2.5 Case Fatality Rate
Meta-analysis of CFR (in %) resulted in significant heterogeneity (I2=95.6%, P<0.001, Figure 3) and therefore we report results narratively per study. The only study from DRC had the lowest CFR of just over 10%. The Ethiopian study found a CFR of slightly over 30%, the two studies from Uganda found CFRs of just over 30% each, while the one study from Gambia found a CFR of less than 30%. The CFRs in different regions of Ghana ranged from just over 16% in Volta Region to almost 40% in Brong Ahafo. The two Senegal studies found high CFRs of 28% and 42%, while the Kenyan study found a higher CFR of over 60%. Lastly, the Nigerian studies found varying CFRs from 11% to 85% (Figure 4).
2.6 Mortality Rate
We could not perform meta-analysis of mortality rate because the population sizes were not reported by most included studies.
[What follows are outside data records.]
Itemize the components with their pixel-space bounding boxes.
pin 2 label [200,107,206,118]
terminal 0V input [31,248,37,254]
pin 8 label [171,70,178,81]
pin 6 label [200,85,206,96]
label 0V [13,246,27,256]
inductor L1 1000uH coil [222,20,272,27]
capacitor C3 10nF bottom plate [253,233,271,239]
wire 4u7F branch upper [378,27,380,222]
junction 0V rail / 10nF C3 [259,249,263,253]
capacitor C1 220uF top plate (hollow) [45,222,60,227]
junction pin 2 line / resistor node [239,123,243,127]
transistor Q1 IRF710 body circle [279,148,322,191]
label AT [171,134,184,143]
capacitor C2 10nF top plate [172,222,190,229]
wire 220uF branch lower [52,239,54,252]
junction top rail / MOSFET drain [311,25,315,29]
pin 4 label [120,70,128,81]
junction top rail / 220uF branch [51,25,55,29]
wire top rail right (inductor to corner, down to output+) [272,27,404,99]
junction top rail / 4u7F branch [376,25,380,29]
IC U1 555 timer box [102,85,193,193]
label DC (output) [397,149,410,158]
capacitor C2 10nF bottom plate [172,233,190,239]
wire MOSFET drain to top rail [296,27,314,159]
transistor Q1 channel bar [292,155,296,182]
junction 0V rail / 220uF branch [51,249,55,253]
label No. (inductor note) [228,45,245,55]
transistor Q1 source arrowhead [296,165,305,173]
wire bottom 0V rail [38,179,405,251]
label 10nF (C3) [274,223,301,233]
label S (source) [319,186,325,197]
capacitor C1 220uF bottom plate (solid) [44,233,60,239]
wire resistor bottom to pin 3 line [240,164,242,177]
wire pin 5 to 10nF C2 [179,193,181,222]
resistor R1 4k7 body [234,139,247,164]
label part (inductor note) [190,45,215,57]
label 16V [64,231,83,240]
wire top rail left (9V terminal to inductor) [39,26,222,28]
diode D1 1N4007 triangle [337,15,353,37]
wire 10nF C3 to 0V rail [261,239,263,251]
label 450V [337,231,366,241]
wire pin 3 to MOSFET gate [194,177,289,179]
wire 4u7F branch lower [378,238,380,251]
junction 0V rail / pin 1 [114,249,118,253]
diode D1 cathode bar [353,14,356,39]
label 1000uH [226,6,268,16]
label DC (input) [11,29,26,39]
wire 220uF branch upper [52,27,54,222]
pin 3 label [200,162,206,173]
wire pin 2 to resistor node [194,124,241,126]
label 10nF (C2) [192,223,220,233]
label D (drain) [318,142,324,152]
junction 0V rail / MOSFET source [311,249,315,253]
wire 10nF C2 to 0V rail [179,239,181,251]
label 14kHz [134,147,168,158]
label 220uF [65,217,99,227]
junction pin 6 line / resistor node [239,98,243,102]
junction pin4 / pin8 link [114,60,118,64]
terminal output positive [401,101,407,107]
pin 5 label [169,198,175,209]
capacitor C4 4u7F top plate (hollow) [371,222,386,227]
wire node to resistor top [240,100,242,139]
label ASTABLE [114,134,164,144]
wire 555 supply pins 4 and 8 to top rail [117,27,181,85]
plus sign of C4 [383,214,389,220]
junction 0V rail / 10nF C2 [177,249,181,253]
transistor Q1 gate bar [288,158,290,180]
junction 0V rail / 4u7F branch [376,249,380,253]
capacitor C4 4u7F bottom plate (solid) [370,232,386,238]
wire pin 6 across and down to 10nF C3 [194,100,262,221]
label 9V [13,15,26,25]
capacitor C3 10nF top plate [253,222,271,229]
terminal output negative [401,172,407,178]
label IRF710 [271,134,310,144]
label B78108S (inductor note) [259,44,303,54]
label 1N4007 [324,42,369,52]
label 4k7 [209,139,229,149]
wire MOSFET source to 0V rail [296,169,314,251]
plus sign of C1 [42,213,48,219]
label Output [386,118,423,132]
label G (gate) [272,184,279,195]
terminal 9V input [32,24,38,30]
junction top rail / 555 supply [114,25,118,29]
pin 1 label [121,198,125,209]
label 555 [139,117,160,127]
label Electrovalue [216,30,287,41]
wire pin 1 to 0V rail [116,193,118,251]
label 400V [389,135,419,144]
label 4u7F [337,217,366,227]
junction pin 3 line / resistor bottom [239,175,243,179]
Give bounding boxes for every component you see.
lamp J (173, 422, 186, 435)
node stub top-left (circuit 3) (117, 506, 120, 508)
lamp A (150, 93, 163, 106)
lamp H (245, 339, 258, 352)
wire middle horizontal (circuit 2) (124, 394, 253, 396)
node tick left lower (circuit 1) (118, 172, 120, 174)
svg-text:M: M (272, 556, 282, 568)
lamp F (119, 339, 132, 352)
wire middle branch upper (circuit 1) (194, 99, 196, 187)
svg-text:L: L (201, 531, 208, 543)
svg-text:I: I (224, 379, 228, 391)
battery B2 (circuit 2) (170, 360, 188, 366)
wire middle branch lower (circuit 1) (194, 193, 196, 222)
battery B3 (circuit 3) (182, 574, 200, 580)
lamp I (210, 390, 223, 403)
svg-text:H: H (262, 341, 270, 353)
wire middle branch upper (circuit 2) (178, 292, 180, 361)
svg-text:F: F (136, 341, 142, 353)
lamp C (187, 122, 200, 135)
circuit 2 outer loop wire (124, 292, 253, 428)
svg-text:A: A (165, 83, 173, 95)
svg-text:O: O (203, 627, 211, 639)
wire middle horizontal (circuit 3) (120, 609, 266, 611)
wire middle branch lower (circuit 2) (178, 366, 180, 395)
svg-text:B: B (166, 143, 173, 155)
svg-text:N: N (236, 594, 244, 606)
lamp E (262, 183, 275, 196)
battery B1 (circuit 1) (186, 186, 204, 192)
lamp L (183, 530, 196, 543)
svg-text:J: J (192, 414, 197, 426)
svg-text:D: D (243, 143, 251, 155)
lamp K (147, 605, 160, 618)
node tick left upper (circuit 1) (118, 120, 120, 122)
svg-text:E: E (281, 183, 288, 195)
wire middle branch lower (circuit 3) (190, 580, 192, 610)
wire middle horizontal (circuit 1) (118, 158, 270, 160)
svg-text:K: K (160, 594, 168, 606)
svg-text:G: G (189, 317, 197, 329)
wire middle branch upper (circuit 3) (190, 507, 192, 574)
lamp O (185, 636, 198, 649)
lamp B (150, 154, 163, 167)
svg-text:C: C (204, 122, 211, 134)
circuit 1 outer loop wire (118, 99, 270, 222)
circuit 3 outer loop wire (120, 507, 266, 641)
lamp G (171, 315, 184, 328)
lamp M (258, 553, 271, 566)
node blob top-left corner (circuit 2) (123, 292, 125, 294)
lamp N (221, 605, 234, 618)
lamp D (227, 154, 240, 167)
The results also differed widely such that a meta-analysis would likely result in high heterogeneity. We therefore reported the results narratively for each study. The two studies from Senegal had high mortality rates ranging from over 500 to almost 1,700 deaths per 100,000. The Ethiopian and Kenyan single studies had low mortality rates of 12 and 17 deaths per 100,000 population. In Uganda, the mortality rates were even lower, ranging from less than 1 to 4 deaths per 100,000 population. In Gambia, it was 12 deaths per 100,000 population. In Ghana, the mortality rate ranged from just over 50 in Volta Region to over 2,200 deaths per 100,000 population in the Eastern Region. The one study in DRC found a low mortality rate of 1 death per 100,000 population. Lastly, the studies from Nigeria found mortality rates ranging from 0.2 deaths per 100, 000 population in Kwara State to more than 44 deaths per 100,000 population in South Eastern Nigeria.